YOUR NIAGARA PAUL

Wednesday 18 January 2012

NEMY, RISHIKISH, INDIA

RISHIKISH, UTTAR PRADESH, INDIA

MAY 15 , 2011
(There have been times that the four of us can’t agree on the current day, let lone the date, so I think I’m at least close) 

We have come to Rishikish.  Like so many places we have visited it has more than one story to tell but for me it is the River Ganges.  The Beatles came here to try to exorcise some drug demons and maybe for George, Paul and Ringo, Yko Ono.  

KATE NEMY

No visit to India would be complete without experiencing the Mother Ganga.  To over a billion people it is life itself.  It nourishes the soul and sustains the body. Here and just down river, Haridwar, are sacred pilmegrage sites that draw millions at a time. 







A couple of the photos show Mother Ganga taking back hers.  In respect I quietly sat and a goat happened by. (I feel stupid and people look at me rather strangely when I take pictures of goats. Sorry JoAnne for this might be it, as I don’t want to become a closet goat photographer)

The girls took a class on meditating. I think they were half way through one particular chant when they were asked to leave because their time was up.

I am far from bored of our trip but to see the sights that we have so far has kept us pretty much city bound.  After all the garbage, beggars, hucksters, alleys, it’s all starting to look pretty much the same. Having trouble distinguishing one Maharishi from the other.

I don’t drink enough water at home and when I do it always seems because TV doctor says I should.  Here I feed my body and soul with the gift of life. Here I know without someone telling me it is drink or die. At this time of the year here it is a passion of all. Locals and tourists alike. Most water is sold in your various PET size bottles and is carried by many. I find myself at times realizing that I am thirsty, if not parched. It is now that a cool, few things are cold here; drink is one of great pleasure. Here I do not sip. Chugging goes unnoticed. 

This quest to quench one’s thirst is adding dramatically to this garbage-strewn country. Recycling seems as rare as a toilet when you need it.

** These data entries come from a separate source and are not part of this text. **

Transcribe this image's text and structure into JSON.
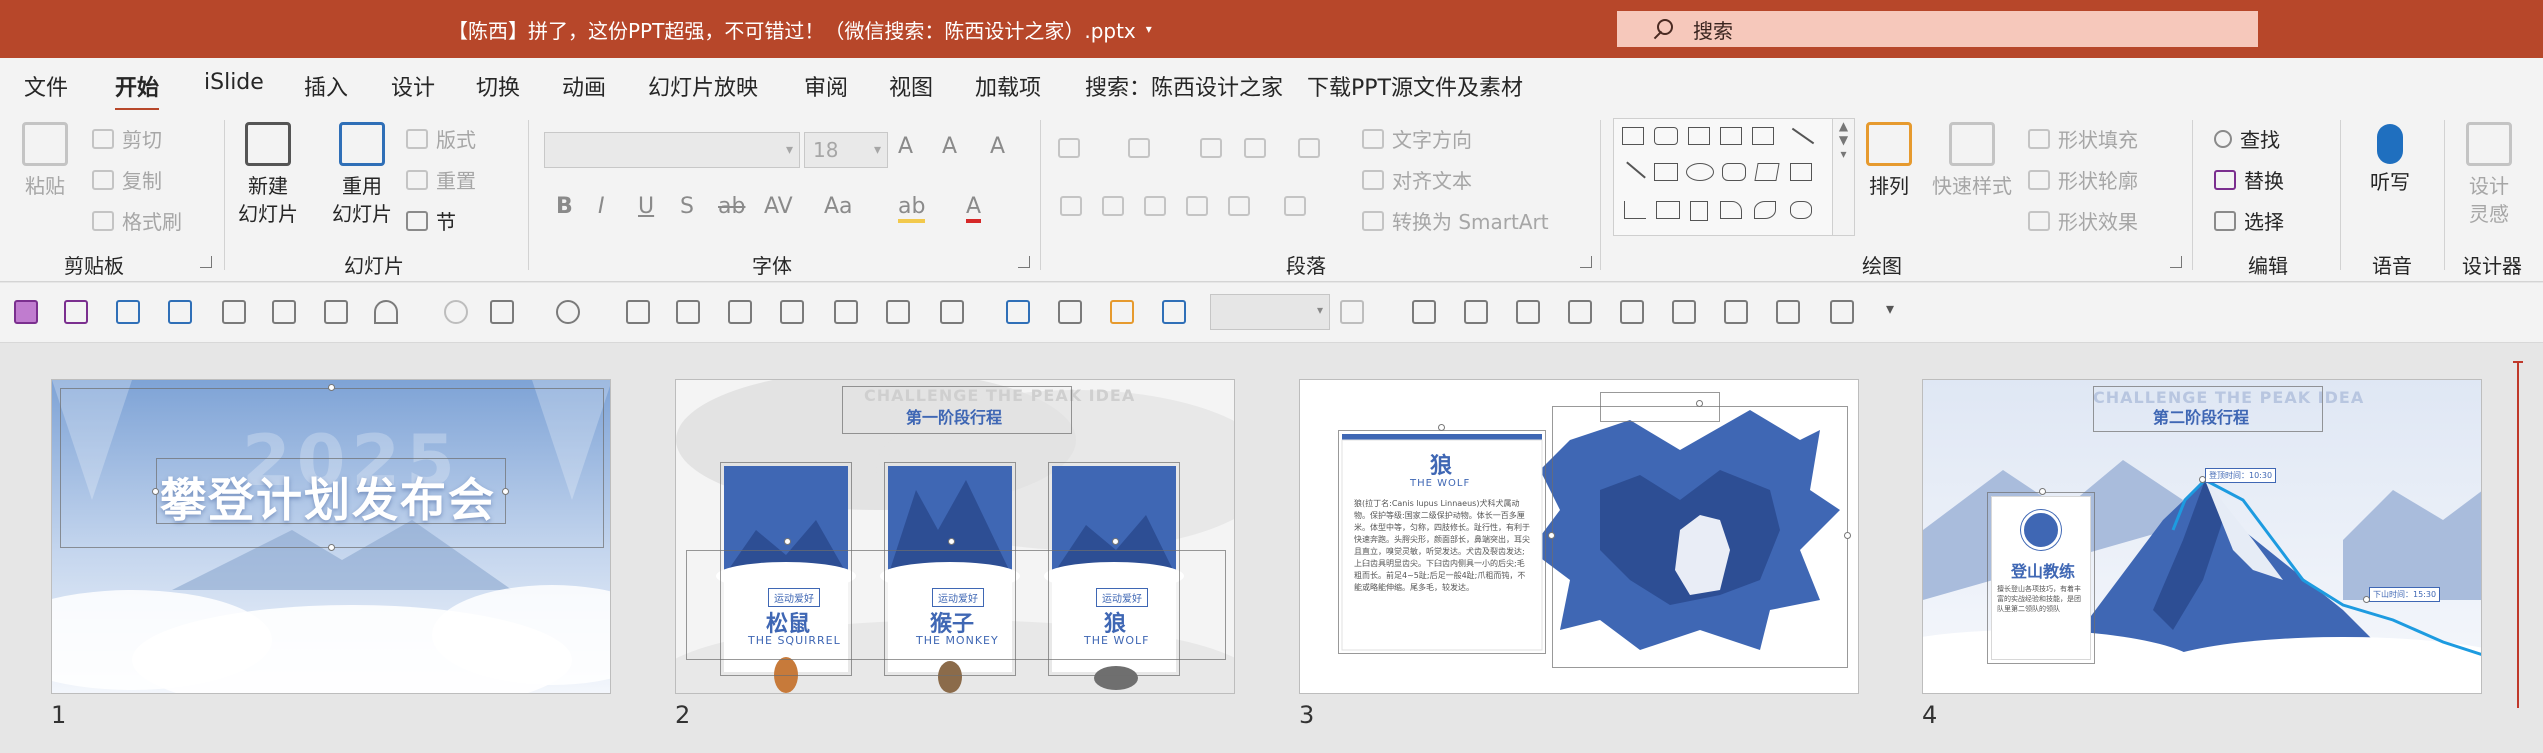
{
  "titlebar": {
    "doc_title": "【陈西】拼了，这份PPT超强，不可错过！（微信搜索：陈西设计之家）.pptx",
    "caret": "▾",
    "search_placeholder": "搜索"
  },
  "menu_tabs": [
    "文件",
    "开始",
    "iSlide",
    "插入",
    "设计",
    "切换",
    "动画",
    "幻灯片放映",
    "审阅",
    "视图",
    "加载项",
    "搜索：陈西设计之家",
    "下载PPT源文件及素材"
  ],
  "active_tab": "开始",
  "ribbon": {
    "clipboard": {
      "label": "剪贴板",
      "paste": "粘贴",
      "cut": "剪切",
      "copy": "复制",
      "format_painter": "格式刷"
    },
    "slides": {
      "label": "幻灯片",
      "new_slide": "新建",
      "new_slide_2": "幻灯片",
      "reuse": "重用",
      "reuse_2": "幻灯片",
      "layout": "版式",
      "reset": "重置",
      "section": "节"
    },
    "font": {
      "label": "字体",
      "font_name": "",
      "font_size": "18",
      "bold": "B",
      "italic": "I",
      "underline": "U",
      "strike": "S",
      "strike2": "ab",
      "spacing": "AV",
      "case": "Aa",
      "grow": "A",
      "shrink": "A",
      "clear": "A",
      "highlight": "ab",
      "color": "A"
    },
    "paragraph": {
      "label": "段落",
      "text_direction": "文字方向",
      "align_text": "对齐文本",
      "smartart": "转换为 SmartArt"
    },
    "drawing": {
      "label": "绘图",
      "arrange": "排列",
      "quick_styles": "快速样式",
      "shape_fill": "形状填充",
      "shape_outline": "形状轮廓",
      "shape_effects": "形状效果"
    },
    "editing": {
      "label": "编辑",
      "find": "查找",
      "replace": "替换",
      "select": "选择"
    },
    "voice": {
      "label": "语音",
      "dictate": "听写"
    },
    "designer": {
      "label": "设计器",
      "design_ideas": "设计",
      "design_ideas_2": "灵感"
    }
  },
  "slides": [
    {
      "number": "1",
      "title": "攀登计划发布会",
      "bg_text": "2025"
    },
    {
      "number": "2",
      "title": "第一阶段行程",
      "bg_text": "CHALLENGE THE PEAK IDEA",
      "cards": [
        {
          "tag": "运动爱好",
          "name": "松鼠",
          "en": "THE SQUIRREL"
        },
        {
          "tag": "运动爱好",
          "name": "猴子",
          "en": "THE MONKEY"
        },
        {
          "tag": "运动爱好",
          "name": "狼",
          "en": "THE WOLF"
        }
      ]
    },
    {
      "number": "3",
      "name": "狼",
      "en": "THE WOLF",
      "body": "狼(拉丁名:Canis lupus Linnaeus)犬科犬属动物。保护等级:国家二级保护动物。体长一百多厘米。体型中等，匀称，四肢修长。趾行性，有利于快速奔跑。头腭尖形，颜面部长，鼻端突出，耳尖且直立，嗅觉灵敏，听觉发达。犬齿及裂齿发达;上臼齿具明显齿尖。下臼齿内侧具一小的后尖;毛粗而长。前足4~5趾;后足一般4趾;爪粗而钝，不能或略能伸缩。尾多毛，较发达。"
    },
    {
      "number": "4",
      "title": "第二阶段行程",
      "bg_text": "CHALLENGE THE PEAK IDEA",
      "card_name": "登山教练",
      "card_body": "擅长登山各项技巧，有着丰富的实战经验和技能，是团队里第二领队的领队",
      "label_up": "登顶时间：10:30",
      "label_down": "下山时间：15:30"
    }
  ],
  "colors": {
    "accent": "#b7472a",
    "slide_blue": "#3f67b4",
    "highlight_yellow": "#f2c94c",
    "font_red": "#d62828"
  }
}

It seems most everywhere is filled, piled, layered…. with garbage. Day old, week old month old, (keep on going) garbage. At home I find things dirty. Car dirty. Car wash. Dishes dirty.  Dishwasher. Clothes dirty, washing machine. Here nothing is dirty. Here everything seems filthy and grimy. Never washed, never will be. Grime on top of filth. Filth on top of grime. We are aware that we are travelling in a very small window of a whole year. We at home, and many of you have first hand testimonial that we have ample rain and whatnot to wash some if not all of our indiscretions away. Soon the Monsoon will come. Perhaps some freshining will happen. Maybe some will be lucky to have their garbage move, slide next door but what goes around ….



I must write somewhere that when we take a map, pin the places that we have been, it ends up being a very small and selective part of India. Reading and listening, I know that there is probably a lot worse still out there but also a lot better. They say that India is an emerging Super Power and with that it has already brought prosperity to millions. It has ben written that today, 300 million Indians live as we do. Nice homes, schools, malls, SUVs, BlackBerrys and more. If you think that Mumbai has over, in that city alone, 20 million residents, the whole of, and maybe more, the GTA population live at our standard of living if not better. There are more Billionaires in just Bangalore than all of Canada.  The troubling statistic is what about the other 800 million plus?

NICOLA NEMY


Not much comes of good with tons of refuse lying about. It is not uncommon to see cows wandering and eating most anywhere. City centers and like are not known for prime grazing territory. With cows eating most anything they find, we watched a documentary once were a vetenary opened a cow’s stomach(s) and proceeded for ten minute to pull out approx. 15 kgs of various plastics and items generally not common to any living thing.





I had my most “It’s a small World after all”
moment here in Rishikish. I was standing in a small back room of a little sub postal station waiting to have a parcel processed to send home. The posties seemed all polite and so, but we will be with you in fifteen minutes is now closing in on an hour and I am trying to keep myself amused.  The room is pretty much empty but two small parcels ready to ship. One to Amsterdam, one to 1234567. (Took photo of address and now scheming some plan of randomly and anomously sending some transcendental e-mails trying to infer they are from his previous life.